This theory postulates that pregnancy is an anti-inflammatory condition23–25 and a shift in the type of cytokines produced would
MLN0128 molecular weight lead to abortion or pregnancy complications. While many studies confirmed this hypothesis, a similar number of studies argued against this notion.19 The reason for these contradictory results may be owing to oversimplification of disparate observations made during pregnancy. In the aforementioned studies, pregnancy was evaluated as a single event, when in reality it has three distinct immunological phases that are characterized by distinct biological processes and can be symbolized by how the pregnant woman feels.22,26 Implantation, placentation and the first and early second trimester of pregnancy resemble ‘an open wound’ that requires a strong inflammatory response. During this first stage, the blastocyst has to break through
the epithelial lining of the uterus to implant, damage the endometrial tissue Ceritinib ic50 to invade; followed by the trophoblast replacement of the endothelium and vascular smooth muscle of the maternal blood vessels to secure an adequate placental–fetal blood supply.27 All these activities create a veritable ‘battleground’ of invading cells, dying cells and repairing cells.
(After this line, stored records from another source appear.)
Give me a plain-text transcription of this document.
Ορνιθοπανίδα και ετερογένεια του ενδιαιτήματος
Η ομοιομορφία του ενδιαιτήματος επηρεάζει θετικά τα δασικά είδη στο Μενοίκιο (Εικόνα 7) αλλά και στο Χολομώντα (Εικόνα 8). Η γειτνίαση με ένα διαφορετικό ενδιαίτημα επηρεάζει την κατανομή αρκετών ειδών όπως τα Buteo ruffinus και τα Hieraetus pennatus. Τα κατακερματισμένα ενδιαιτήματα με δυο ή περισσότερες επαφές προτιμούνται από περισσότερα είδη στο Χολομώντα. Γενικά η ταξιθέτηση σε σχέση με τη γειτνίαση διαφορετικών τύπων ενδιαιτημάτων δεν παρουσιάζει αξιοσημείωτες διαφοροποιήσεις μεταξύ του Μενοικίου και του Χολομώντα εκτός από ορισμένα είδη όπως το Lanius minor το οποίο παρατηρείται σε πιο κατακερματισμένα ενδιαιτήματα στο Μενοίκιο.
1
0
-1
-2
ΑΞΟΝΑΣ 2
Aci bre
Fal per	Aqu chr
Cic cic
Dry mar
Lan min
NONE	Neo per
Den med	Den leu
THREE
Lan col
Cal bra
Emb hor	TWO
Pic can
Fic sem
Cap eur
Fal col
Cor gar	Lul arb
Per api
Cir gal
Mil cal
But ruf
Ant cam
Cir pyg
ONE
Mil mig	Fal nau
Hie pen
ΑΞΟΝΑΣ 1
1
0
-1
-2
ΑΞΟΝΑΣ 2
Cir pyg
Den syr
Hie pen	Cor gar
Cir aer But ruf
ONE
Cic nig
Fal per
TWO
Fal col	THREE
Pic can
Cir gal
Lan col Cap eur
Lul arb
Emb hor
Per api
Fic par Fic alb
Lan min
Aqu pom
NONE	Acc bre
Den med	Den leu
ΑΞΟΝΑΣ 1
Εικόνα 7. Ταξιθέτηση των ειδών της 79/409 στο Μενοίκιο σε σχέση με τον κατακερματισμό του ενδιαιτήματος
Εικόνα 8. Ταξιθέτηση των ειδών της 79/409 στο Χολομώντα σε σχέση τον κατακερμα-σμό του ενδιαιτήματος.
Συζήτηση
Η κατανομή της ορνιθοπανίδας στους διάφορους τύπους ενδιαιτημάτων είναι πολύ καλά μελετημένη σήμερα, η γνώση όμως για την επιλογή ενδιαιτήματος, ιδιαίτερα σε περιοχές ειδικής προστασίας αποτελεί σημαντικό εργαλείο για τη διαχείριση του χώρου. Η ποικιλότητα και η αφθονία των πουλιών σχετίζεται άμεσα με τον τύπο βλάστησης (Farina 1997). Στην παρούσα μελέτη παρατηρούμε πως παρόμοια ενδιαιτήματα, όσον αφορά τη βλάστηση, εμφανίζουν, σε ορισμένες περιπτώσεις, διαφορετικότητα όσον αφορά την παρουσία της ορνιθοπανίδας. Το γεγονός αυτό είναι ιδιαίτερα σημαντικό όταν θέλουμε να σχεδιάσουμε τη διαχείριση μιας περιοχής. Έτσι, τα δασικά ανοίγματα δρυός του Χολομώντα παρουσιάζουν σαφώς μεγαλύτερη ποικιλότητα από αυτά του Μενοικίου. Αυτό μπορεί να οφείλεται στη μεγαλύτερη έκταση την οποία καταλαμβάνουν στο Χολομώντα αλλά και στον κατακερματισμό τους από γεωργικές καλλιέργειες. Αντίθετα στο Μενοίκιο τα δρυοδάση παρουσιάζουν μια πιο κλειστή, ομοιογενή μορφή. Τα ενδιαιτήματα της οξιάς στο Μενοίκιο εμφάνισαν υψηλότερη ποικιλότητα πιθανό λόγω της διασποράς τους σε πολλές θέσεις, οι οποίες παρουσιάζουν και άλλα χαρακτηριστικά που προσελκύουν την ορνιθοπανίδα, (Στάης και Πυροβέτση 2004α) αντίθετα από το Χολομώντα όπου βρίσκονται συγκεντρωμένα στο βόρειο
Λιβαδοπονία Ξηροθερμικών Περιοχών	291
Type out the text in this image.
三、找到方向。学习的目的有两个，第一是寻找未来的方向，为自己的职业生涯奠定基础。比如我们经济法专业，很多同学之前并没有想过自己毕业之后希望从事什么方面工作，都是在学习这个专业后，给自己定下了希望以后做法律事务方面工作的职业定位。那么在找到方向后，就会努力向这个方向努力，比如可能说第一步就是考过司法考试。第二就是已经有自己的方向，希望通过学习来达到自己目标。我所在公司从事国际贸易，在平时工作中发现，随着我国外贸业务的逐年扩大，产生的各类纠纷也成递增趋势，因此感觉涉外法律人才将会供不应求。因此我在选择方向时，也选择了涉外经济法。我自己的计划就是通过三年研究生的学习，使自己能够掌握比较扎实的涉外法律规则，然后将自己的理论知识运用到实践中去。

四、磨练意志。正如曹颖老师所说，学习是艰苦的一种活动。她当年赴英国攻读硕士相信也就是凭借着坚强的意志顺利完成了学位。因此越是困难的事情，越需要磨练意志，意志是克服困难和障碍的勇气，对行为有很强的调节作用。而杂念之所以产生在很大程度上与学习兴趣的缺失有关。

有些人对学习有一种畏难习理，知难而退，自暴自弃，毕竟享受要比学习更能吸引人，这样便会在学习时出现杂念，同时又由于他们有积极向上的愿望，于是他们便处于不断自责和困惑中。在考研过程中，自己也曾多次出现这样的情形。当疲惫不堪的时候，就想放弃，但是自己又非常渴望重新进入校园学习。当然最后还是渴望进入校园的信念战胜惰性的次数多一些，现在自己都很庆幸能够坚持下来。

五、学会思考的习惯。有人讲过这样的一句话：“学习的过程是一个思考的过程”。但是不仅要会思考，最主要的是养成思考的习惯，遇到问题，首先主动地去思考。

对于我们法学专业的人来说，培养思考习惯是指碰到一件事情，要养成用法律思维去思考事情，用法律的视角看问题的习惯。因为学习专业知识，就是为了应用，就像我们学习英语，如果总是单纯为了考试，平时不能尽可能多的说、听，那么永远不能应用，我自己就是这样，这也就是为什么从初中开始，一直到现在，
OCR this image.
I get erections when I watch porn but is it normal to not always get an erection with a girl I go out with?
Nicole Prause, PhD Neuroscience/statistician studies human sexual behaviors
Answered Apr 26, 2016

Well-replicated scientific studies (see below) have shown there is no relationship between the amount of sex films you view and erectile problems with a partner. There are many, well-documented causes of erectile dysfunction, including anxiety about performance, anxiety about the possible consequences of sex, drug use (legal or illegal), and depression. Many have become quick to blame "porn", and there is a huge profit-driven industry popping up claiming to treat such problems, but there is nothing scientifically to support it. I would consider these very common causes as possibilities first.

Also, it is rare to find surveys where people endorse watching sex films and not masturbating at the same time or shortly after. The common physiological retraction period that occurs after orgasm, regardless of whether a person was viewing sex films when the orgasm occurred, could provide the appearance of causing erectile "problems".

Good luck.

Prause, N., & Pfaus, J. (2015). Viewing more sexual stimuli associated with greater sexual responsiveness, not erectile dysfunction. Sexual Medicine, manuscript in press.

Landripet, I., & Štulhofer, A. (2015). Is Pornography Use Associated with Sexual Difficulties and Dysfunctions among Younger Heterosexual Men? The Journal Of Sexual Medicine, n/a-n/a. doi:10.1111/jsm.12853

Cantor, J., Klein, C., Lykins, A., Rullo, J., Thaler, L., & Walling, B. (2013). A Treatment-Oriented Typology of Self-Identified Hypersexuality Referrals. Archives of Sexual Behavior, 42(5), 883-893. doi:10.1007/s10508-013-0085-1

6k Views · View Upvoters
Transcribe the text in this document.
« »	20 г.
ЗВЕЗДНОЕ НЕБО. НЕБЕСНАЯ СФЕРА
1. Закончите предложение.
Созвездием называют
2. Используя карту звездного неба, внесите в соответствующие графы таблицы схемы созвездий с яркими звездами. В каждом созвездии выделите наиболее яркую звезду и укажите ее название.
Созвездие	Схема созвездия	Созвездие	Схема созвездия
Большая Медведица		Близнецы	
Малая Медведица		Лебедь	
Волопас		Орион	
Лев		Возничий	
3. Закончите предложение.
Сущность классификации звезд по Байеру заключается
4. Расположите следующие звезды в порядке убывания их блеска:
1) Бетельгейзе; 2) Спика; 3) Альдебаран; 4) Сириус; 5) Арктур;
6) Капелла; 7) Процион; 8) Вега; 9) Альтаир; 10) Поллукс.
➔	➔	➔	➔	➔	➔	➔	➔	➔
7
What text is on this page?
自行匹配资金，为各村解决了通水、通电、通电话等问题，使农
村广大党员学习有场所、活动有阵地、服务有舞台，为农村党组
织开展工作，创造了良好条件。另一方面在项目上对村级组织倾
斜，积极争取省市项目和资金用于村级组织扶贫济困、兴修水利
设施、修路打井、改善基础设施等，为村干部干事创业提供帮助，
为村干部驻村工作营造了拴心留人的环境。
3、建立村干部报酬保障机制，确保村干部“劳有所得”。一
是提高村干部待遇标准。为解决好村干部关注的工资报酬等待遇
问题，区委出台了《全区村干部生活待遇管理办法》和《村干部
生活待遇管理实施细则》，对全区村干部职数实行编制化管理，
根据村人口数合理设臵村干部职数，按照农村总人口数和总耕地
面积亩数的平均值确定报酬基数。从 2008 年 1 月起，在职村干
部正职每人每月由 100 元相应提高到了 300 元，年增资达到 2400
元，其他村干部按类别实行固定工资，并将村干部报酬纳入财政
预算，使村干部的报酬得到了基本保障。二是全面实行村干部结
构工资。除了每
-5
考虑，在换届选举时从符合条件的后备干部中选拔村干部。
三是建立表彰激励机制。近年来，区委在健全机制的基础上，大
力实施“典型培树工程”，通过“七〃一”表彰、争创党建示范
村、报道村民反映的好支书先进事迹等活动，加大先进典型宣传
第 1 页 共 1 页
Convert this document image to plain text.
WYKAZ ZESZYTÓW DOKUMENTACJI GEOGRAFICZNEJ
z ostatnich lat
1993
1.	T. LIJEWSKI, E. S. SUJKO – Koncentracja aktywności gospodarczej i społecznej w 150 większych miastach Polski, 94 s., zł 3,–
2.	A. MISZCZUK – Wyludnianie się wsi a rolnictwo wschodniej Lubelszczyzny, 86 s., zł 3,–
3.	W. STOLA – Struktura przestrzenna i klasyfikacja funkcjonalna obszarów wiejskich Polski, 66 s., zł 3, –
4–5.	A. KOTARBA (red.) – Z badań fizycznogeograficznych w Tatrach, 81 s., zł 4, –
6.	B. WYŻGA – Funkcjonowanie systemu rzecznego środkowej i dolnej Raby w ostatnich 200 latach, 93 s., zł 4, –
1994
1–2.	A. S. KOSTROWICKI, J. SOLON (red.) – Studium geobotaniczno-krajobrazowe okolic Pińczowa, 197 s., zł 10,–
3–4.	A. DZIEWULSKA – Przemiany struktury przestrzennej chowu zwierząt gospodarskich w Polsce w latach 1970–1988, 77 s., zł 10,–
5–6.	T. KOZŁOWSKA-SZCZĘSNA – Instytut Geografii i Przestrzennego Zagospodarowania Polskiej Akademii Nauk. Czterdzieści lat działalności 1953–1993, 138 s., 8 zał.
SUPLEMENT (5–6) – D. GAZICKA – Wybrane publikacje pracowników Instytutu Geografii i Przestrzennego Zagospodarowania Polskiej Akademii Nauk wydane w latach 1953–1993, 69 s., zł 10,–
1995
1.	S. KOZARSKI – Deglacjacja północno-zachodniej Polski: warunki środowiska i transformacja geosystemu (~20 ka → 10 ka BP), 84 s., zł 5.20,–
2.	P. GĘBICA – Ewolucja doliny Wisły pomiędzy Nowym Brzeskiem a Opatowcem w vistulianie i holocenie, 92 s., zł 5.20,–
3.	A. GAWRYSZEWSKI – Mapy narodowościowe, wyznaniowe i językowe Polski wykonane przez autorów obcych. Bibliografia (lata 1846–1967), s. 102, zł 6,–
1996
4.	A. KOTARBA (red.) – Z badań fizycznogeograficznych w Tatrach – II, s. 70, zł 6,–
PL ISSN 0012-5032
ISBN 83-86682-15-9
An inflammatory environment is required to secure the adequate repair of the uterine epithelium and the removal of cellular debris. Meanwhile, the mother’s well-being is clinically affected: she feels sick because her whole body is struggling to adapt to the presence of the fetus (in addition to hormonal changes and other factors, this
inflammatory response is responsible for ‘morning sickness’). Thus, the first trimester Fenbendazole of pregnancy is a pro-inflammatory phase.28 The second immunological phase of pregnancy is, in many ways, the optimal time for the mother. This is a period of rapid fetal growth and development. The mother, placenta and fetus are symbiotic, and the predominant immunological feature is induction of an anti-inflammatory state. The woman no longer suffers from nausea and fever as she did in the first stage, in part because the immune response is no longer the predominant endocrine feature. Finally, during the last immunological phase of pregnancy, the fetus has completed its development; all the organs are functional and prepared for the external world. Now the mother needs to deliver the baby; this is achieved through renewed inflammation. Parturition is characterized by an influx of immune cells into the myometrium to promote recrudescence of an inflammatory process.29,30 This pro-inflammatory environment promotes the contraction of the uterus, expulsion of the baby and rejection of the placenta. In conclusion, pregnancy is a pro-inflammatory and anti-inflammatory condition, depending upon the stage of gestation.31,32 These differences in cytokines may also reflect the sensitivity to infectious diseases.